Final answer:
The enthalpy change for the combustion of 1.26 moles of ethanol is -1723.68 kJ. This is calculated using the provided enthalpies of formation and the balanced chemical equation for the combustion of ethanol.
Step-by-step explanation:
To calculate the enthalpy change for the combustion of ethanol, we use the provided enthalpies of formation and apply the formula for the enthalpy of a reaction: ΔH = ∑ΔHf(products) - ∑ΔHf(reactants).
First, we need to write the balanced equation for the combustion of ethanol:
C₂H₅OH(l) + 3O₂(g) → 2CO₂(g) + 3H₂O(l)
Next we calculate the enthalpy change:
ΔHcombustion = [2(ΔHf CO₂) + 3(ΔHf H₂O(l))] - [1(ΔHf C₂H₅OH(l))]
ΔHcombustion = [2(-394 kJ/mol) + 3(-286 kJ/mol)] - [1(-278 kJ/mol)]
ΔHcombustion = (-788 kJ + -858 kJ) - (-278 kJ)

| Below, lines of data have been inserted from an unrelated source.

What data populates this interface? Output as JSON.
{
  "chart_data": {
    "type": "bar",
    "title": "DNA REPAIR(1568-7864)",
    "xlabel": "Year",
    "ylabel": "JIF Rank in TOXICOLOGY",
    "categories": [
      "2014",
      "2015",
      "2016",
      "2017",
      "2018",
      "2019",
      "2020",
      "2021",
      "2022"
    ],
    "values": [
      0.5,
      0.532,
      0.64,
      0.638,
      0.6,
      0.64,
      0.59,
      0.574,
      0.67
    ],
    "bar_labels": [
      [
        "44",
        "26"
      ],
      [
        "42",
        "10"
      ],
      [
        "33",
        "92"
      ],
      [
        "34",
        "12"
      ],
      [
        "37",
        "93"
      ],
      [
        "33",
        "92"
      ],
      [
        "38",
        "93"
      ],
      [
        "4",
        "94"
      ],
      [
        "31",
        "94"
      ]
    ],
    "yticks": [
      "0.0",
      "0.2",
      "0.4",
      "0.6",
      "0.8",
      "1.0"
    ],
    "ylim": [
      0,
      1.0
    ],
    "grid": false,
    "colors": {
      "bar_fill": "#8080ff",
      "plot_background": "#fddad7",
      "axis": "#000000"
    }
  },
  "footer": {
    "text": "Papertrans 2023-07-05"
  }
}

ΔHcombustion = -1646 kJ + 278 kJ
ΔHcombustion = -1368 kJ for 1 mole of ethanol
However, we need the enthalpy change for 1.26 moles of ethanol, so we multiply the enthalpy change for 1 mole by 1.26:
ΔHcombustion for 1.26 moles = -1368 kJ * 1.26
ΔHcombustion for 1.26 moles = -1723.68 kJ